Forget mechanics and just hit it
A creator’s attention to detail is what differentiates common artwork from masterpieces. In the golf world, Sebonack Golf Club is a masterpiece designed by Jack Nicklaus and Tom Doak, and masterminded by Michael Pascucci, the club’s owner. Located in Southampton, N.Y., it is enjoyed by the hungry golf elite of the financial world – as did this golf pro this past weekend.
It has fast become one of my favorite courses in the world. It has some of the most severe greens I have ever played, cleverly so and not contrived.
My decision to come here and play this week came at the heels of just barely missing out on qualifying for the U.S. Open at my most desired place in the whole world, Pebble Beach.
Like most, my golf game is reliant on confidence and scoring well. The more time I spend playing on the course, the better I tend to fine tune how to score. I have never been one to constantly practice, and pounding balls on the range has never really helped me.

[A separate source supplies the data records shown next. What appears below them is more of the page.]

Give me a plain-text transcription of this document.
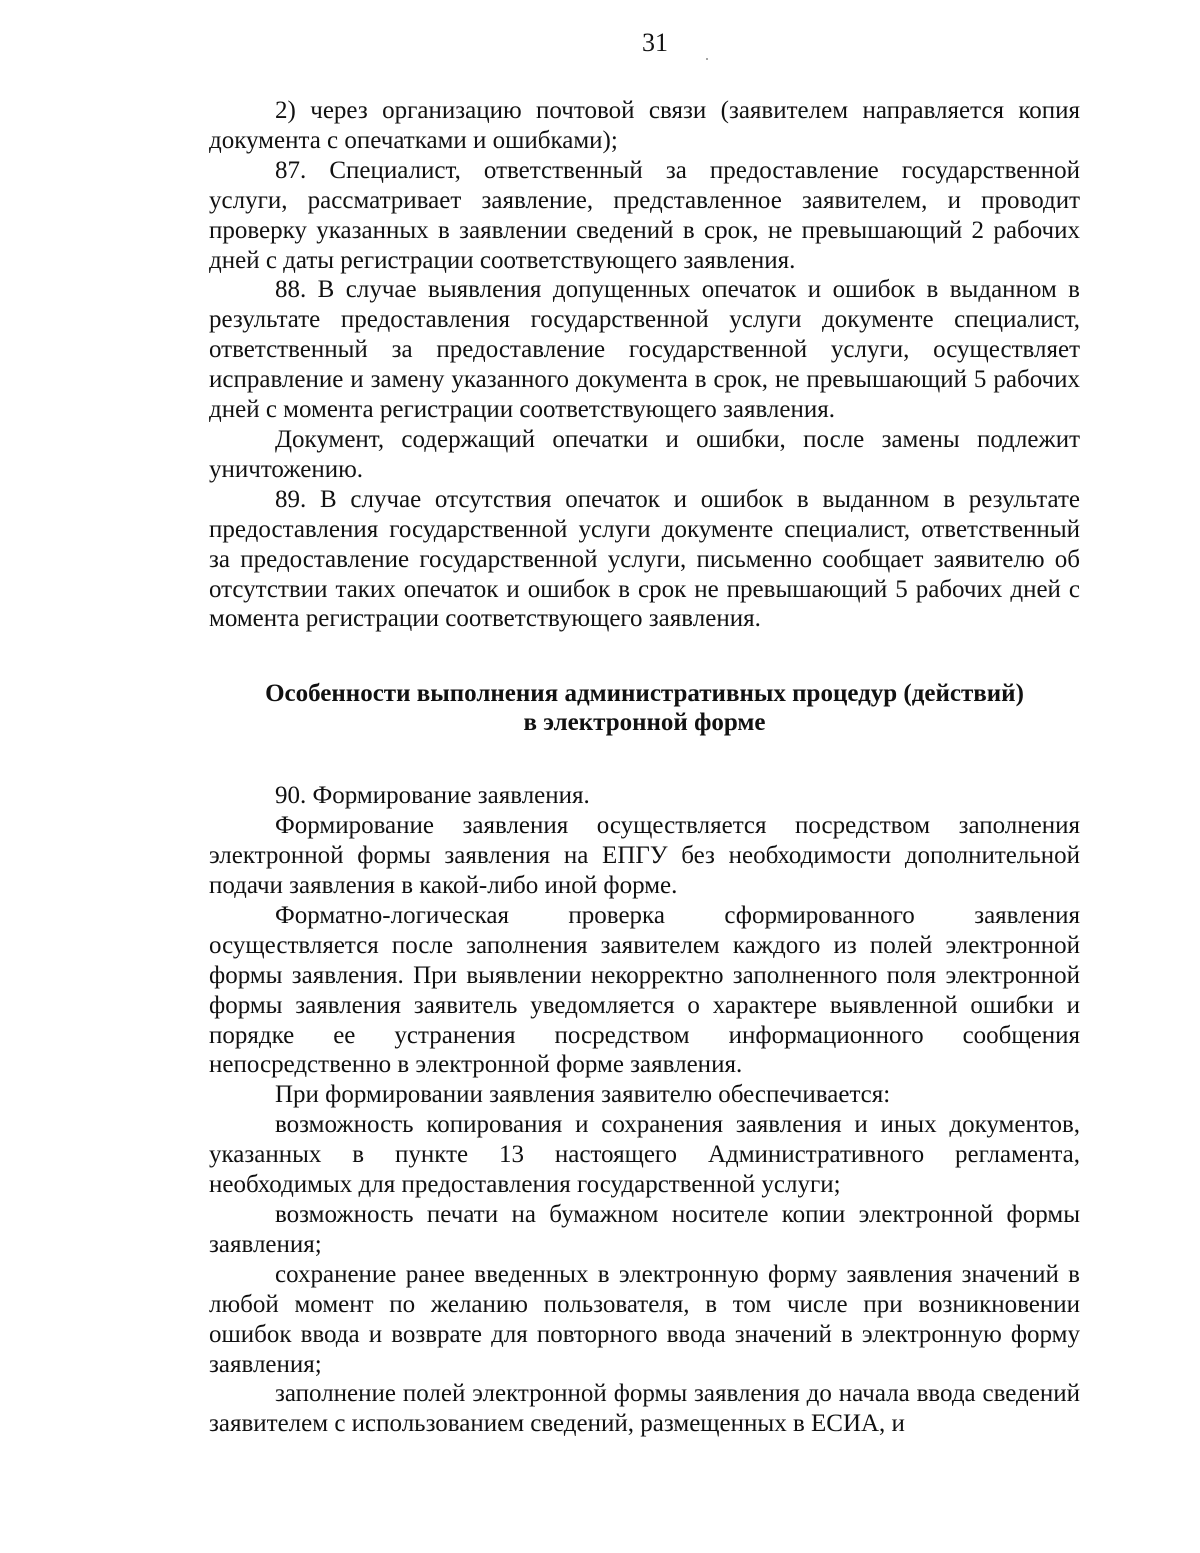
31

2) через организацию почтовой связи (заявителем направляется копия документа с опечатками и ошибками);

87. Специалист, ответственный за предоставление государственной услуги, рассматривает заявление, представленное заявителем, и проводит проверку указанных в заявлении сведений в срок, не превышающий 2 рабочих дней с даты регистрации соответствующего заявления.

88. В случае выявления допущенных опечаток и ошибок в выданном в результате предоставления государственной услуги документе специалист, ответственный за предоставление государственной услуги, осуществляет исправление и замену указанного документа в срок, не превышающий 5 рабочих дней с момента регистрации соответствующего заявления.

Документ, содержащий опечатки и ошибки, после замены подлежит уничтожению.

89. В случае отсутствия опечаток и ошибок в выданном в результате предоставления государственной услуги документе специалист, ответственный за предоставление государственной услуги, письменно сообщает заявителю об отсутствии таких опечаток и ошибок в срок не превышающий 5 рабочих дней с момента регистрации соответствующего заявления.

Особенности выполнения административных процедур (действий)
в электронной форме

90. Формирование заявления.

Формирование заявления осуществляется посредством заполнения электронной формы заявления на ЕПГУ без необходимости дополнительной подачи заявления в какой-либо иной форме.

Форматно-логическая проверка сформированного заявления осуществляется после заполнения заявителем каждого из полей электронной формы заявления. При выявлении некорректно заполненного поля электронной формы заявления заявитель уведомляется о характере выявленной ошибки и порядке ее устранения посредством информационного сообщения непосредственно в электронной форме заявления.

При формировании заявления заявителю обеспечивается:

возможность копирования и сохранения заявления и иных документов, указанных в пункте 13 настоящего Административного регламента, необходимых для предоставления государственной услуги;

возможность печати на бумажном носителе копии электронной формы заявления;

сохранение ранее введенных в электронную форму заявления значений в любой момент по желанию пользователя, в том числе при возникновении ошибок ввода и возврате для повторного ввода значений в электронную форму заявления;

заполнение полей электронной формы заявления до начала ввода сведений заявителем с использованием сведений, размещенных в ЕСИА, и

Golf is so much more than just repetitive shot-making. It is about adaptability, imagination and recovery. I could not have picked a better place to practice these components.
Most pro golfers have the ability to hit all types of shots that a particular golf course dictates. We hit them in practice and on the range, so it stands to reason that we can, of course, do it in competition. All these shots are stored in our brain. All we are required to do is access them upon necessity in the heat of battle. It is like saving files on your laptop.

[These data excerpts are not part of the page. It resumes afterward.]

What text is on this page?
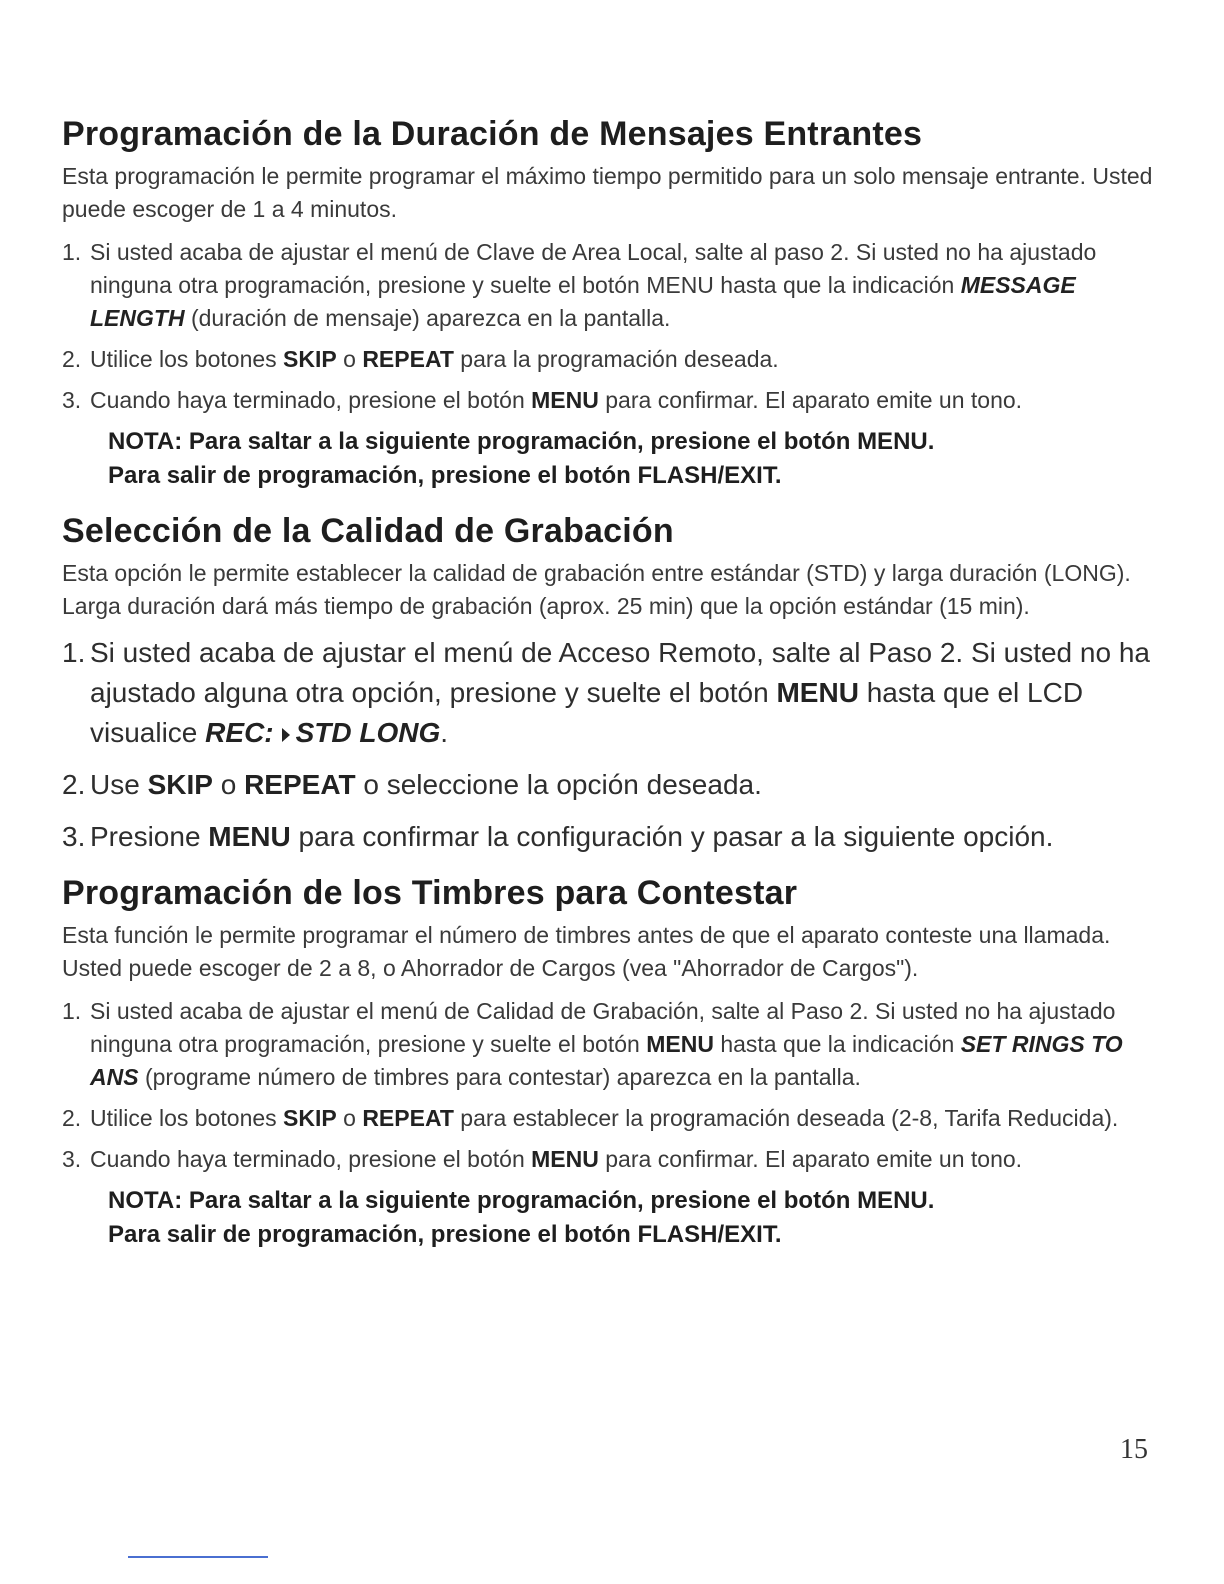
Programación de la Duración de Mensajes Entrantes

Esta programación le permite programar el máximo tiempo permitido para un solo mensaje entrante. Usted puede escoger de 1 a 4 minutos.

1. Si usted acaba de ajustar el menú de Clave de Area Local, salte al paso 2. Si usted no ha ajustado ninguna otra programación, presione y suelte el botón MENU hasta que la indicación MESSAGE LENGTH (duración de mensaje) aparezca en la pantalla.
2. Utilice los botones SKIP o REPEAT para la programación deseada.
3. Cuando haya terminado, presione el botón MENU para confirmar. El aparato emite un tono.
NOTA: Para saltar a la siguiente programación, presione el botón MENU.
Para salir de programación, presione el botón FLASH/EXIT.
Selección de la Calidad de Grabación

Esta opción le permite establecer la calidad de grabación entre estándar (STD) y larga duración (LONG). Larga duración dará más tiempo de grabación (aprox. 25 min) que la opción estándar (15 min).

1. Si usted acaba de ajustar el menú de Acceso Remoto, salte al Paso 2. Si usted no ha ajustado alguna otra opción, presione y suelte el botón MENU hasta que el LCD visualice REC: STD LONG.
2. Use SKIP o REPEAT o seleccione la opción deseada.
3. Presione MENU para confirmar la configuración y pasar a la siguiente opción.
Programación de los Timbres para Contestar

Esta función le permite programar el número de timbres antes de que el aparato conteste una llamada. Usted puede escoger de 2 a 8, o Ahorrador de Cargos (vea "Ahorrador de Cargos").

1. Si usted acaba de ajustar el menú de Calidad de Grabación, salte al Paso 2. Si usted no ha ajustado ninguna otra programación, presione y suelte el botón MENU hasta que la indicación SET RINGS TO ANS (programe número de timbres para contestar) aparezca en la pantalla.
2. Utilice los botones SKIP o REPEAT para establecer la programación deseada (2-8, Tarifa Reducida).
3. Cuando haya terminado, presione el botón MENU para confirmar. El aparato emite un tono.
NOTA: Para saltar a la siguiente programación, presione el botón MENU.
Para salir de programación, presione el botón FLASH/EXIT.
15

For example, we all know how to pick up a glass without spending time thinking about it – extend the arm, close the fingers around the glass, feel the texture and weight of the glass before lifting, retract the elbow, open mouth and drink. We don’t think of the mechanics every time; we just let it happen. This is exactly what we should do when we hit a golf ball. This is what we mean by getting out of our own way and trusting ourselves.
So my goal at Sebonack was to not think about the mechanics of a shot, but to feel it by re-igniting my trust and enjoyment of the game. This course was the perfect place to practice such essentials. No range time; just 36 holes every day. Also, playing with my cousin Manish Chopra and some great gents was thoroughly enjoyable. And taking some of Manish’s hard-earned Wall Street currency is always inspiring!